FARKLI VE YENİ TEDAVİ TÜRLERİ GELİŞİYOR
Devletimizde son yıllarda beyin ve sinir cerrahisi alanında gerek hekimlerin tecrübesi, gerekse yeni tıbbi teknolojiler yardımıyla tanı ve tedavide son aşama mühim gelişmeler sağlandığını belirten Prof. Dr. Gökhan Bozkurt şu detayları veriyor: “Bilhassa beyin tümörlerinin oluşumu esnasında tümörlerin kullandığı yollar hakkında bilgilerin daha da artması ve burada etkin olan anahtar gen ve proteinlerin bilinmesi ve moleküler değişimleri ortaya koyan bir ekip biyo-işaretleyicilerden yararlanılması beyin tümörü tanı ve tedavisinde oldukça mühim gelişmelere yol açtı. Bu bağlamda geliştirilen hedefe yönelik, düzgüsel dokuya zarar vermeden bir tek tümör denilen zararı olan dokulara tesir eden akıllı ilaçların geliştirilmesi sağlandı. Beyin tümörü ön tanısı alan hastalarda tümör radyolojik olarak ister iyi huylu olsun ister fena huylu olsun öncelikli tedavinin belirlenmesi gerekir. Günümüzde artık ister iyi huylu ister fena huylu olsun beyin tümörlerin tedavisinde cerrahi tedavi çoğunlukla öncelikli olarak kabul edilen yaklaşım şeklidir. Bilhassa bu tümörlerin tam ya da tama yakın çıkarılması ile hastalarımız için uzun ve sıhhatli bir yaşam sağlanmaktadır.”

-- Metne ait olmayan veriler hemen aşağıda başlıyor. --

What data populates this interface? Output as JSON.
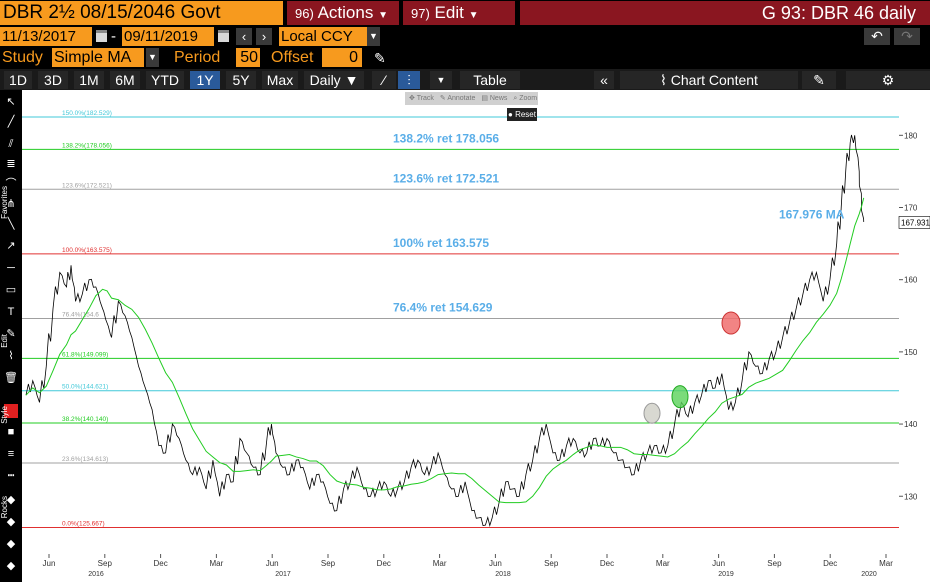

AKILLI İLAÇLAR BAŞARIYI ARTTIRDI
Beyin tümörünün cerrahi tedavisinde belirleyici olan faktörleri ‘tümörün cinsel ve iyi-kötü huylu görüntüsünün olması, yerleşim yeri, büyüklüğü, hastanın yaşı, hastanın genel durumu ve performansı, hastanın nörolojik durumu, tümörün yaşamı tehdit etme durumu ve hastanın operasyon kararını etkileyebilecek derecede ek sistemik problemlerin olup olmaması’ olarak açıklayan Prof. Dr. Gökhan Bozkurt “İyi huylu tümörlerin bir kısmında fena huylu tümörlerin ise tamamına yakın bir kısmında hususi bir niçin olmadıkça cerrahi tedaviye ek olarak radyoterapi ve kemoterapi verilmektedir. Ek olarak günümüzde iyi huylu tümörlerin bir kısmında ve fena huylu tümörlerin tamamında cerrahi tedavi sonrası lokal radyoterapi uygulamalarının neticeleri bizleri oldukça mutlu etmektedir. Ek olarak cerrahi tedavi sonrası çıkarılan tümör alanına uygulanan yeni yöntemler ile yan etkisinde bırakır azaltılırken bir taraftan da tedavi etkinliği mühim seviyede artırılmaktadır. Onkoloji alanında son yıllarda geliştirilen hedefe yönelik akıllı ilaçlar beyin tümörü tedavisinde yeni umutların oluşmasına yol açmıştır. Oldukça yakın döneme kadar kullanılan sadece beyin tümörünün tedavisinde pek faydası olmayan kemoterapi ilaçlarının yarattığı olumsuzluk, şimdilerde hedefe yönelik akıllı ilaçlarla ortadan kalkmış ve bununla beraber akıllı ilaçlar meydana getirilen ameliyat ve ameliyat sonrası uygulanan radyoterapinin başarı şansını artırmıştır” diyor.
BEYİN TÜMÖRÜNÜN 10 ÖNEMLİ BELİRTİSİ!
Beyin ve Sinir Cerrahisi Uzmanı Prof. Dr. Gökhan Bozkurt, beyin tümörlerinin emarelerini şöyleki sıralıyor; Baş ağrısı,Baş ağrısına birlikte rol alan bulantı yada kusma,Şuur kaybı ve şuur düzeyinde bozukluklar,Daha ilkin asla olmadığı halde nöbet (sara) geçirilmesi,Vücudun bir kısmında duyu yada kuvvet kaybı olması, uyuşukluk,Kısa zamanda gelişen görme kaybı, çift görme yada işitme kaybı,Bellek ve davranış bozuklukları,Konuşma bozuklukları,Dengesizlik ve adım atma problemleri, Hormonal bozukluklar ve buna bağlı klinik semptomlar (erken erişkinlik, el ve ayaklarda gelişme, tane döngüsü bozuklukları, hipertiroidi, kortizol yetmezliği yada fazlalığı…) yer almıştır.